Over time habitual responses to certain emotions create neurological patterning in the brain. This neuro-network is built up and integrated into a complicated system of associations with thoughts, feelings, memories and emotions. Each time the same thought, emotion or memory is activated the neurons start to build a long term relationship with each other, strengthening the link and over time making it harder to break away. Through self-awareness one is able to recognize and start to deconstruct these patterns, whether it is negative thoughts or behavioural responses.
In addition to the above neurological patterning, scientist Candace Pert in her pioneering research discovered that each feeling or emotion produces a molecule known as neuropeptide. These chemicals are the communication agent between mind and body. Neuropeptides can be found all around the body and binds to the corresponding receptor on the outer surface of every cell. Once the message is received it is then transmitted into the cell’s interior, where a chain of biochemical reactions follows. These biological responses are stored in our cellular memory. By experiencing the same emotion everyday or for a prolonged period of time, we produce more of the corresponding receptor. This means that memory is also encoded at the receptor level. The increase of a certain type of receptor, allows more of the matching emotion to be sensed or experienced. The emotion then acts similar to a drug addiction, where the increase number of receptors will ‘crave’ the corresponding neuropeptide or ’emotion’.

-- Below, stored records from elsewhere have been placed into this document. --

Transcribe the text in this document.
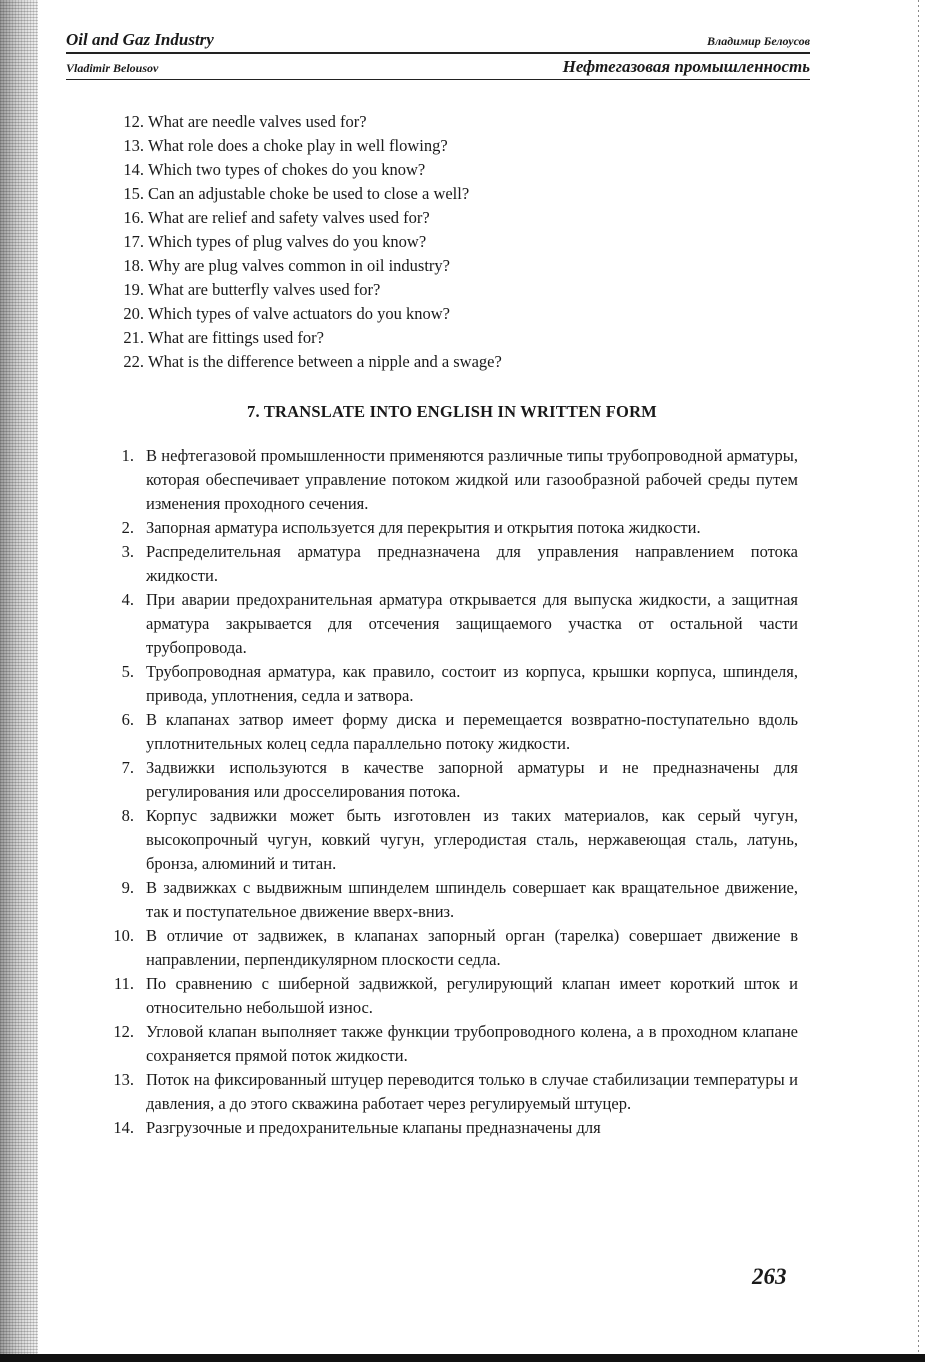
Oil and Gaz Industry	Владимир Белоусов
Vladimir Belousov	Нефтегазовая промышленность
12. What are needle valves used for?
13. What role does a choke play in well flowing?
14. Which two types of chokes do you know?
15. Can an adjustable choke be used to close a well?
16. What are relief and safety valves used for?
17. Which types of plug valves do you know?
18. Why are plug valves common in oil industry?
19. What are butterfly valves used for?
20. Which types of valve actuators do you know?
21. What are fittings used for?
22. What is the difference between a nipple and a swage?
7. TRANSLATE INTO ENGLISH IN WRITTEN FORM
1. В нефтегазовой промышленности применяются различные типы трубопроводной арматуры, которая обеспечивает управление потоком жидкой или газообразной рабочей среды путем изменения проходного сечения.
2. Запорная арматура используется для перекрытия и открытия потока жидкости.
3. Распределительная арматура предназначена для управления направлением потока жидкости.
4. При аварии предохранительная арматура открывается для выпуска жидкости, а защитная арматура закрывается для отсечения защищаемого участка от остальной части трубопровода.
5. Трубопроводная арматура, как правило, состоит из корпуса, крышки корпуса, шпинделя, привода, уплотнения, седла и затвора.
6. В клапанах затвор имеет форму диска и перемещается возвратно-поступательно вдоль уплотнительных колец седла параллельно потоку жидкости.
7. Задвижки используются в качестве запорной арматуры и не предназначены для регулирования или дросселирования потока.
8. Корпус задвижки может быть изготовлен из таких материалов, как серый чугун, высокопрочный чугун, ковкий чугун, углеродистая сталь, нержавеющая сталь, латунь, бронза, алюминий и титан.
9. В задвижках с выдвижным шпинделем шпиндель совершает как вращательное движение, так и поступательное движение вверх-вниз.
10. В отличие от задвижек, в клапанах запорный орган (тарелка) совершает движение в направлении, перпендикулярном плоскости седла.
11. По сравнению с шиберной задвижкой, регулирующий клапан имеет короткий шток и относительно небольшой износ.
12. Угловой клапан выполняет также функции трубопроводного колена, а в проходном клапане сохраняется прямой поток жидкости.
13. Поток на фиксированный штуцер переводится только в случае стабилизации температуры и давления, а до этого скважина работает через регулируемый штуцер.
14. Разгрузочные и предохранительные клапаны предназначены для
263
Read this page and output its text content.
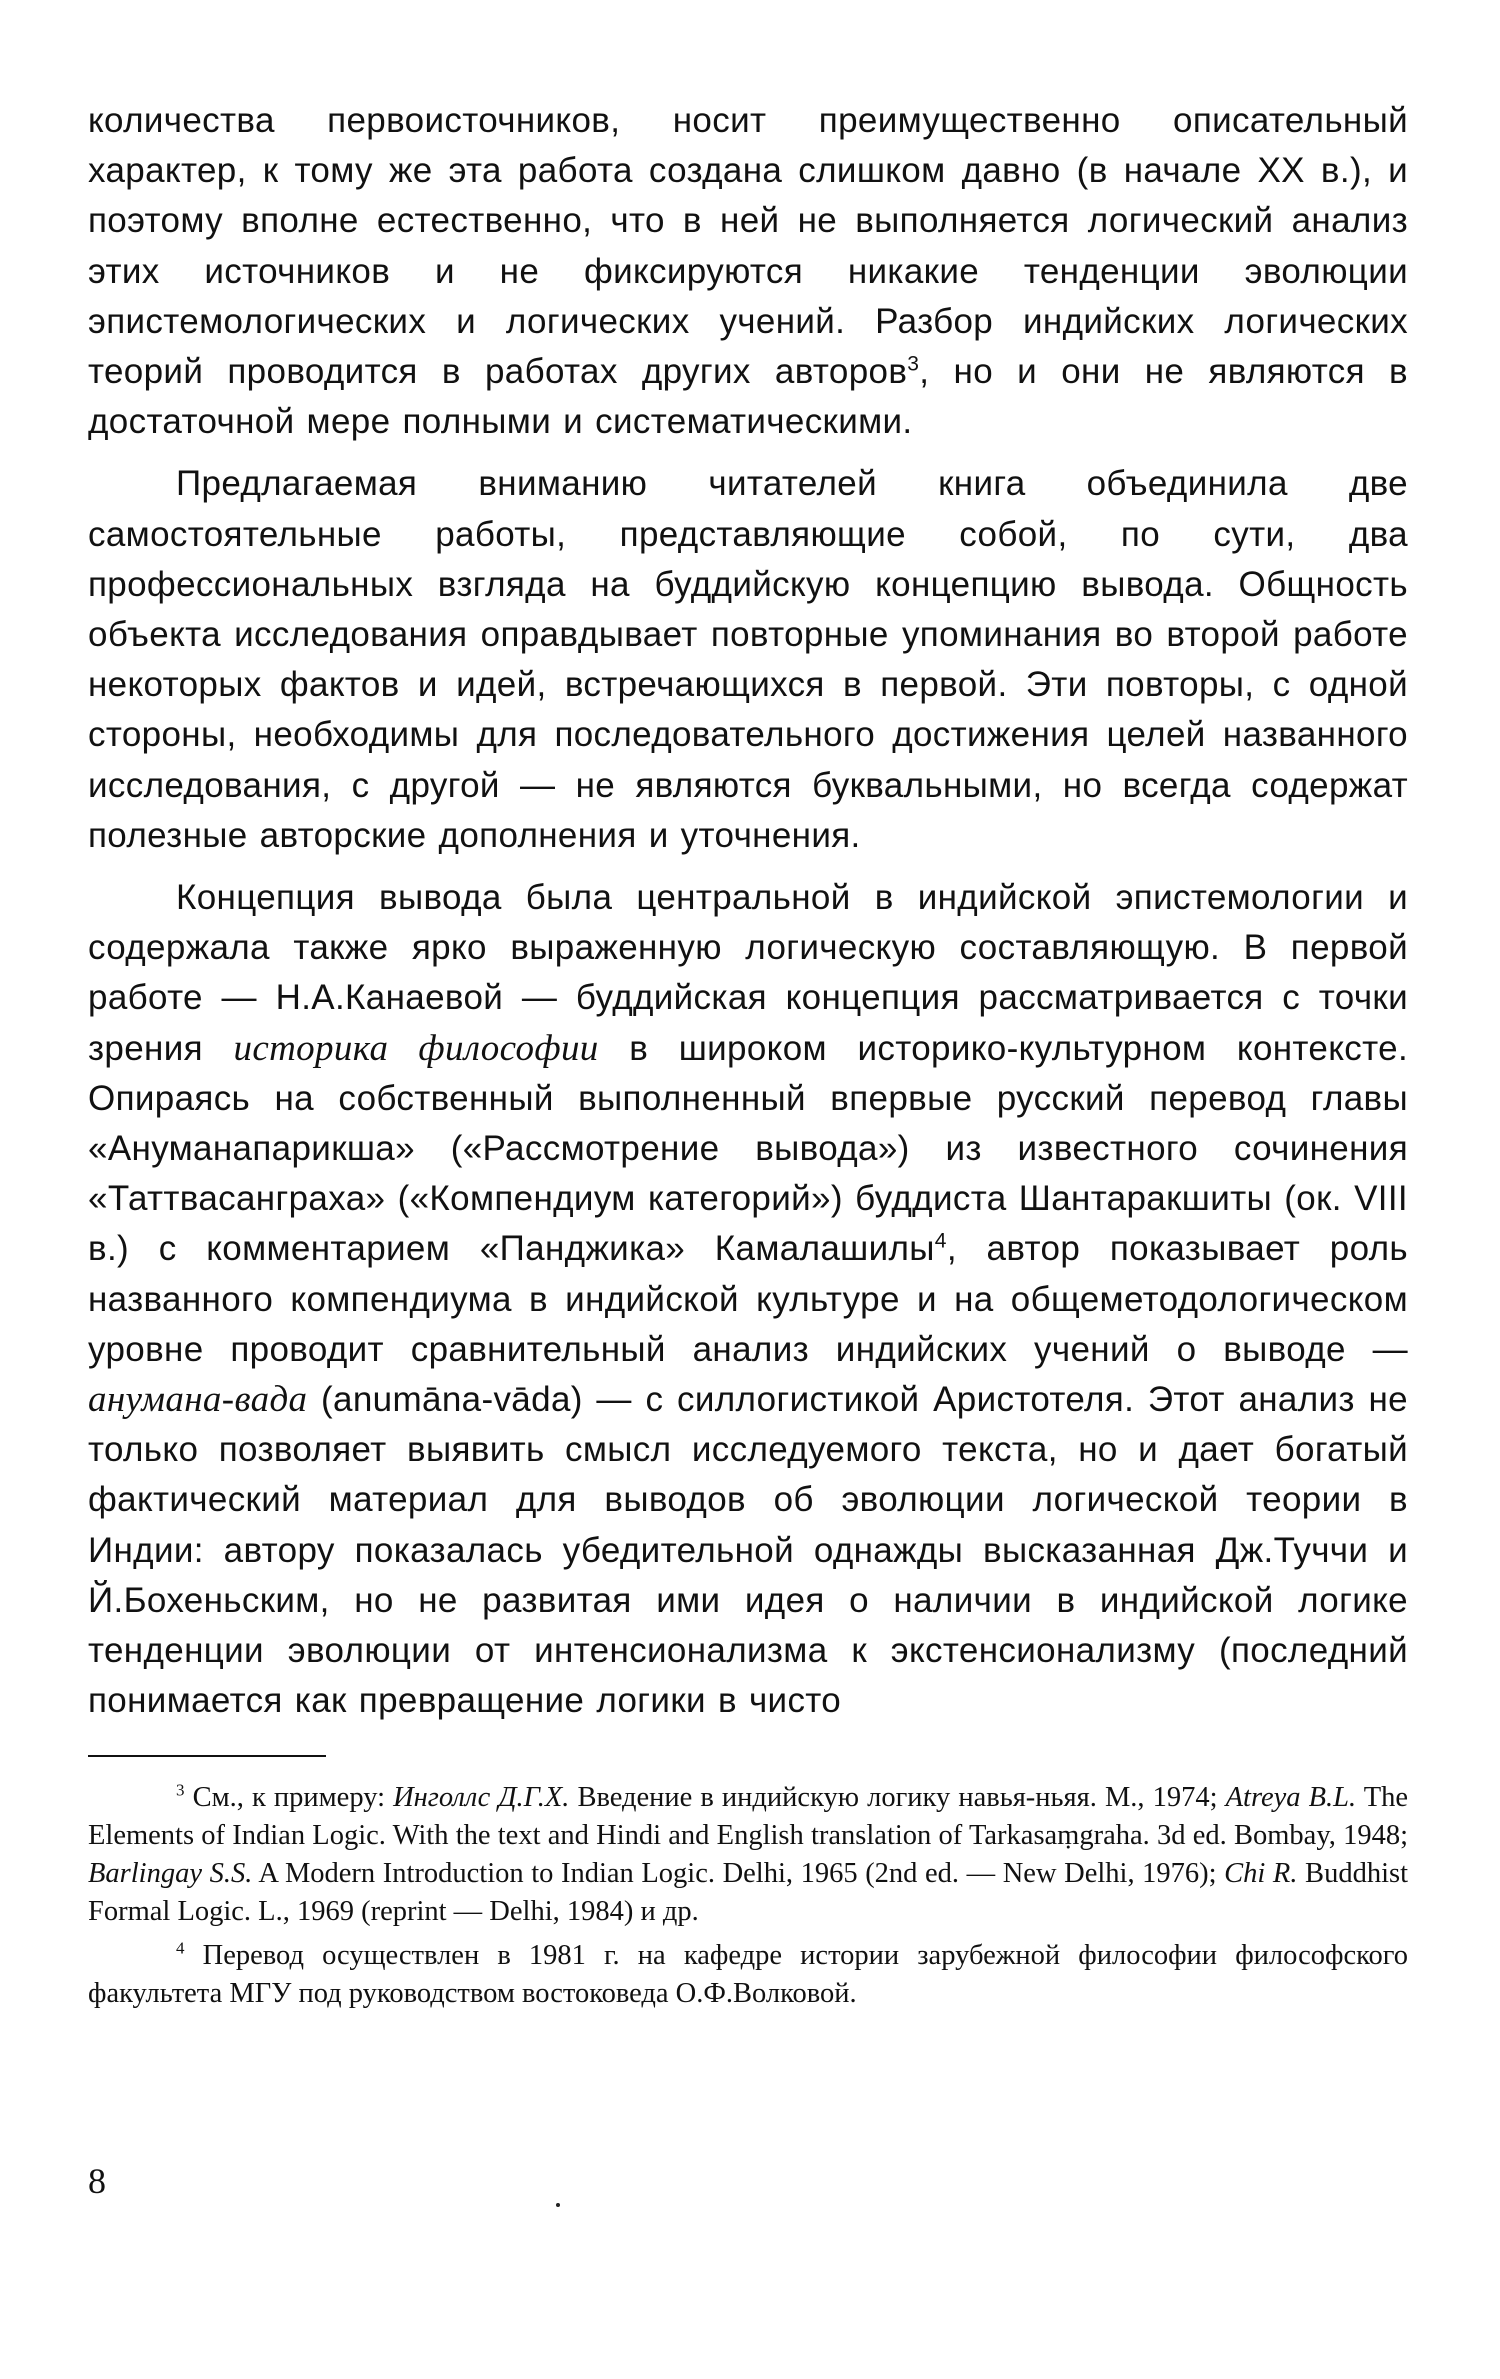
количества первоисточников, носит преимущественно описательный характер, к тому же эта работа создана слишком давно (в начале XX в.), и поэтому вполне естественно, что в ней не выполняется логический анализ этих источников и не фиксируются никакие тенденции эволюции эпистемологических и логических учений. Разбор индийских логических теорий проводится в работах других авторов$^3$, но и они не являются в достаточной мере полными и систематическими.

Предлагаемая вниманию читателей книга объединила две самостоятельные работы, представляющие собой, по сути, два профессиональных взгляда на буддийскую концепцию вывода. Общность объекта исследования оправдывает повторные упоминания во второй работе некоторых фактов и идей, встречающихся в первой. Эти повторы, с одной стороны, необходимы для последовательного достижения целей названного исследования, с другой — не являются буквальными, но всегда содержат полезные авторские дополнения и уточнения.

Концепция вывода была центральной в индийской эпистемологии и содержала также ярко выраженную логическую составляющую. В первой работе — Н.А.Канаевой — буддийская концепция рассматривается с точки зрения историка философии в широком историко-культурном контексте. Опираясь на собственный выполненный впервые русский перевод главы «Ануманапарикша» («Рассмотрение вывода») из известного сочинения «Таттвасанграха» («Компендиум категорий») буддиста Шантаракшиты (ок. VIII в.) с комментарием «Панджика» Камалашилы$^4$, автор показывает роль названного компендиума в индийской культуре и на общеметодологическом уровне проводит сравнительный анализ индийских учений о выводе — анумана-вада (anumāna-vāda) — с силлогистикой Аристотеля. Этот анализ не только позволяет выявить смысл исследуемого текста, но и дает богатый фактический материал для выводов об эволюции логической теории в Индии: автору показалась убедительной однажды высказанная Дж.Туччи и Й.Бохеньским, но не развитая ими идея о наличии в индийской логике тенденции эволюции от интенсионализма к экстенсионализму (последний понимается как превращение логики в чисто

$^3$ См., к примеру: Инголлс Д.Г.Х. Введение в индийскую логику навья-ньяя. М., 1974; Atreya B.L. The Elements of Indian Logic. With the text and Hindi and English translation of Tarkasaṃgraha. 3d ed. Bombay, 1948; Barlingay S.S. A Modern Introduction to Indian Logic. Delhi, 1965 (2nd ed. — New Delhi, 1976); Chi R. Buddhist Formal Logic. L., 1969 (reprint — Delhi, 1984) и др.

$^4$ Перевод осуществлен в 1981 г. на кафедре истории зарубежной философии философского факультета МГУ под руководством востоковеда О.Ф.Волковой.

8
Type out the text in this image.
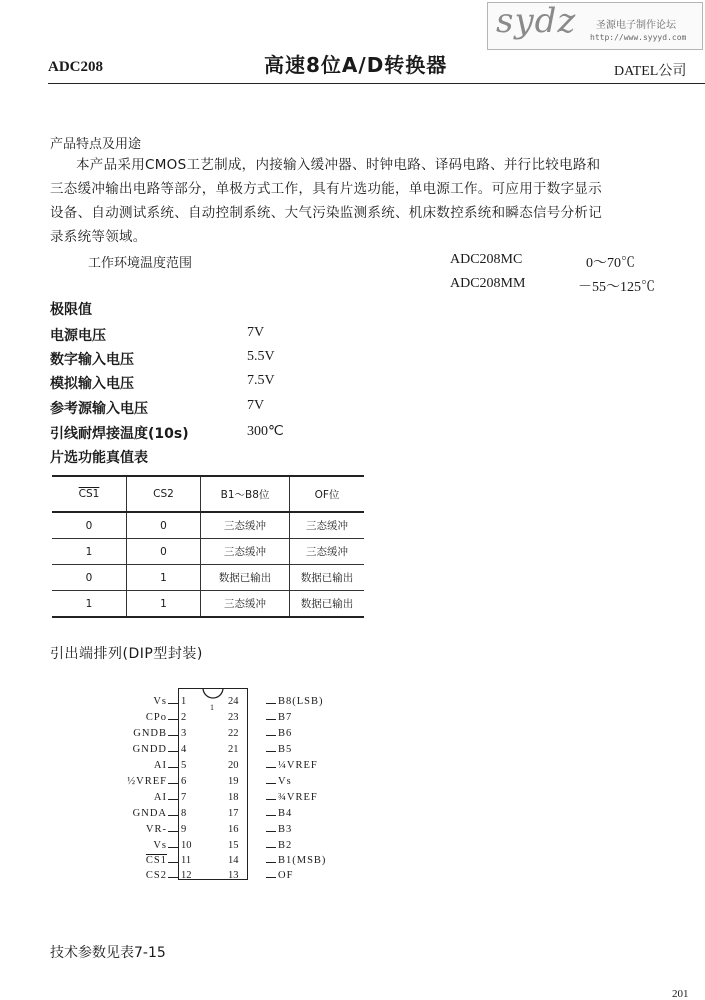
sydz 圣源电子制作论坛
http://www.syyyd.com
ADC208	高速8位A/D转换器	DATEL公司
产品特点及用途
本产品采用CMOS工艺制成，内接输入缓冲器、时钟电路、译码电路、并行比较电路和
三态缓冲输出电路等部分，单极方式工作，具有片选功能，单电源工作。可应用于数字显示
设备、自动测试系统、自动控制系统、大气污染监测系统、机床数控系统和瞬态信号分析记
录系统等领域。
工作环境温度范围	ADC208MC	0～70℃
ADC208MM	－55～125℃
极限值
电源电压	7V
数字输入电压	5.5V
模拟输入电压	7.5V
参考源输入电压	7V
引线耐焊接温度(10s)	300℃
片选功能真值表
CS1	CS2	B1～B8位	OF位
0	0	三态缓冲	三态缓冲
1	0	三态缓冲	三态缓冲
0	1	数据已输出	数据已输出
1	1	三态缓冲	数据已输出
引出端排列(DIP型封装)
1
Vs 1
CPo 2
GNDB 3
GNDD 4
AI 5
½VREF 6
AI 7
GNDA 8
VR- 9
Vs 10
CS1 11
CS2 12
24	B8(LSB)
23	B7
22	B6
21	B5
20	¼VREF
19	Vs
18	¾VREF
17	B4
16	B3
15	B2
14	B1(MSB)
13	OF
技术参数见表7-15
201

Both Socrates and Freud amongst many other philosophers highlight the importance of emotional intelligence declaring “know thyself”, becoming aware of your feelings as they occur, in other words paying attention to your internal state. Emotional well-being is all about maintaining emotional balance regardless of the situation that arises. It all has to do with awareness, in particularly awareness of the self. So becoming emotionally intelligent, one must start by re-educating the mind to merely observe the emotions, feelings and thoughts, and not to identify with them. One must learn to let them go, be non-judgmental towards them, and detach one-self from any outcomes. In this process self-awareness is crucial in understanding yourself, why you feel the way you feel, why you behave in certain ways and what is your self-talk. Self-acceptance and change can only happen once you know who you are.
Unfortunately emotional well-being is a subject that is not taught to us by our parents or school. We are constantly being told to ‘get over it’, forgive, let go and to control our anger, however we are not taught techniques in which to deal with these emotions, such as resentment or how to reduce anxiety when stressed. Yet understanding and managing our emotions is the key to maintaining a healthy and happier life! We are taught subjects such as algebra that most of us never go on to use again throughout our lives. Emotional Intelligence however, is a fundamental life skill which is never addressed.
Acupuncture, Ayurveda, Emotional Freedom Technique, Hypnosis, Homeopathy, Naturopathy, Reiki, Pranic Healing, Magnified Healing, Cranio-sacral therapy, Theta Healing and even simple breathing techniques to name but a few, are all techniques in which to rebalance your body’s energy system when dealing with emotional stress. I believe that one day, ‘Emotional Well-being’ will be an important and better understood concept, and will be a part of everyday life from being integrated into the school curriculum, to the office and home.